His announcement came amid a burgeoning conflict in the Horn of Africa nation, where Addis Ababa has long denied a major military presence beyond trainers and advisers helping Somalia’s weak government.

The Ethiopian government had earlier on Sunday admitted that it had tanks and troops fighting in Somalia, while civilians in the country reported that Ethiopian jets had bombarded Islamist positions.

War planes hit the town of Beledweyne and other frontier outposts, residents said, while heavy artillery battles erupted at several towns deeper in Somalia, putting hundreds of civilians to flight.

“The planes targeted infrastructure, Islamic installations like recruitment centres, and a small airstrip,” Hussein Muhamoud, a Beledweyne resident, told AFP from the town about 30 kilometers from the border.

An Islamist officer in Beledweyne, Sheikh Hassan Derrow, said Ethiopian MiG aircraft were “bombing our civilians”. He described the attackers as the “enemy of Allah,” while other Islamists renewed calls for a holy war against the Ethiopians.

The Islamists have accused Ethiopia of deploying thousands of troops to protect the government based in Baidoa, about 250 kilometers northwest of the capital Mogadishu, which fell to the Islamists as they extended their hold over central and south Somalia from June.

Somalia has been lawless and divided among warlords, a coalition of whom backs the current transitional government, since the ouster in 1991 of dictator Mohamed Siad Barre.
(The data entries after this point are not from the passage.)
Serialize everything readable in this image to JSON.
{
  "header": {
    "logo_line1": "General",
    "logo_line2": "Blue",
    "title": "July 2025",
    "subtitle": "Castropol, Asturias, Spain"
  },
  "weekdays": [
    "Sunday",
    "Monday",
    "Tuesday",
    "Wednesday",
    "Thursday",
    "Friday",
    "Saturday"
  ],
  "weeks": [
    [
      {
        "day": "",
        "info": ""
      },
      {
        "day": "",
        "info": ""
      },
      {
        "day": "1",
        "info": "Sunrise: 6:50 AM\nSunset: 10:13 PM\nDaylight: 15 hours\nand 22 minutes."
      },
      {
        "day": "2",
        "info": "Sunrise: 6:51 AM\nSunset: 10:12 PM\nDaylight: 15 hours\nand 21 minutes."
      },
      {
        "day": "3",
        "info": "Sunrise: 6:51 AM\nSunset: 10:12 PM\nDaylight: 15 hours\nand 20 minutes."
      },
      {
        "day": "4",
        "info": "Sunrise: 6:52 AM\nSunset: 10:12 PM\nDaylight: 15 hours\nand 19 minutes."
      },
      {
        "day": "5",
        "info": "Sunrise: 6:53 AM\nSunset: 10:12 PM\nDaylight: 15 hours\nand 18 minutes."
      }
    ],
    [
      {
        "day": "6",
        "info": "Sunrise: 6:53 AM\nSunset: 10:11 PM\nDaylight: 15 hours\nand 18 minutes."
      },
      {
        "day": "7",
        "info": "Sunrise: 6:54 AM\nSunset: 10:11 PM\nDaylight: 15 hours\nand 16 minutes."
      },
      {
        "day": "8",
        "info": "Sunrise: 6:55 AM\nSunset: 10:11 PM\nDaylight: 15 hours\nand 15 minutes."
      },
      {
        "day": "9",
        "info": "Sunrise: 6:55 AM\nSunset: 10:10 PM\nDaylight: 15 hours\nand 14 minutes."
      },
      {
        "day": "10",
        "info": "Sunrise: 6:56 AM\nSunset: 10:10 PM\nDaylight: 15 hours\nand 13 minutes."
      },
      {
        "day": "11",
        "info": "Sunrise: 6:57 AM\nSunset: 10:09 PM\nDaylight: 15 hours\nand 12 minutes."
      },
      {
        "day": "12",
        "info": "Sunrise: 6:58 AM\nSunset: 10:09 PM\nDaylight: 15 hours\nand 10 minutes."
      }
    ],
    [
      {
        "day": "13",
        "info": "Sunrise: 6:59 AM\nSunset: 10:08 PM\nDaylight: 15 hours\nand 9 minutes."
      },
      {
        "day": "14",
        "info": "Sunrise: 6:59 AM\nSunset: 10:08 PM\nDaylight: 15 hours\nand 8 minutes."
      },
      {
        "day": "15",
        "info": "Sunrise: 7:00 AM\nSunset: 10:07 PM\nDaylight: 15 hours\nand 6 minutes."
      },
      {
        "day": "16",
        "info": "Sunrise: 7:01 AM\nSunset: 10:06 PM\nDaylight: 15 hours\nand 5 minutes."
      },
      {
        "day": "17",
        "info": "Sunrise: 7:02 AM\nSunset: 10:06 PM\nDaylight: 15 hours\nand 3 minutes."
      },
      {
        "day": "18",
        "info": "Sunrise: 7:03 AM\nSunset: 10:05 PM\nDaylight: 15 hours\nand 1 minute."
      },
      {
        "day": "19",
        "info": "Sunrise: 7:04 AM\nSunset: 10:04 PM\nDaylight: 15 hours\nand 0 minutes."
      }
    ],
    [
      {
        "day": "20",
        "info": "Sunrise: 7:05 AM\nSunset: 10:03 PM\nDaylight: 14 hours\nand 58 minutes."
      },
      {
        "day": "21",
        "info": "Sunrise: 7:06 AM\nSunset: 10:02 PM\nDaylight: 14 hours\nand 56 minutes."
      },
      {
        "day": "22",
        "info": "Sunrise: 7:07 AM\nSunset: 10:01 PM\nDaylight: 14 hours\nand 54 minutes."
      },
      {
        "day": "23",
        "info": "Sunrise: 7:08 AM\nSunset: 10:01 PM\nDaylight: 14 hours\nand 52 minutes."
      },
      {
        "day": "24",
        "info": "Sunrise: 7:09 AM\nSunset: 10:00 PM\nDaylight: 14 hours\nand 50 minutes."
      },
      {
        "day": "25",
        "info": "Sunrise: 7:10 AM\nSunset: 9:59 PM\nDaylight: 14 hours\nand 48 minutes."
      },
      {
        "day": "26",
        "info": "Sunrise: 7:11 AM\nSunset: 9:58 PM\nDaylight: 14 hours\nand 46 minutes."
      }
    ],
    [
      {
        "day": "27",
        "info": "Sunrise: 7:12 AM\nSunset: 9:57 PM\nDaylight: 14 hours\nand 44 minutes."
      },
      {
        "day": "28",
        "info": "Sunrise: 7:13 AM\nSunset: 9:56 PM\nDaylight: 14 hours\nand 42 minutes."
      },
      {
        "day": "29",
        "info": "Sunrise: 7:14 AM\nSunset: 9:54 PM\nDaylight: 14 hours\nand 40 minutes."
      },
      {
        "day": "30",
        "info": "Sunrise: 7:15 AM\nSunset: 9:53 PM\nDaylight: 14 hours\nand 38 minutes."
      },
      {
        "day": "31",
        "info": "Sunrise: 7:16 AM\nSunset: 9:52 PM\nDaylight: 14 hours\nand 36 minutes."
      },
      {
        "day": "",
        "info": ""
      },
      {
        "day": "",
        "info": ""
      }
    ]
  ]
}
The government in mainly Orthodox Christian Ethiopia, which has its own Muslim population to consider as well as ethnic Somalis of the Ogaden region, said its offensive was provoked by Islamist attempts to infiltrate Ethiopia.

“We have been forced to take these measures as our security and stability and sovereignty have been threatened,” the defense ministry in Addis Ababa said.

Information ministry spokesman Zemedkum Tekle said Ethiopia took action after the Islamists shelled its territory, but denied the claims of attacks by war planes.

Heavy fighting began on Dec 20 after the expiry of an ultimatum by the Islamists for Ethiopia to pull out its troops, heightening fears of a conflict that could draw in Ethiopia’s foe, Eritrea.

Fighting was also reported on Sunday near Islamist-held Burhakaba in the south, about 60 kilometers east of Baidoa, while the government said it had recaptured the nearby Idale trading post.

The death toll from five days of battle remains unclear, with both sides claiming to have killed hundreds.

The escalation follows flooding in parts of the country, and the U.N. World Food Program said Saturday that it had started airlifting supplies.

Leo van der Welden, WFP country director for Somalia, called for aid for “almost half a million Somalis now threatened by regional war.” The U.N. humanitarian office OCHA urged fighters to make a safe corridor for civilians.

EU Development Commissioner Louis Michel, who was in Somalia on Wednesday to try to mediate, condemned “the escalation of the conflict into an all-out war” and appealed for all sides to cease hostilities and resume peace talks.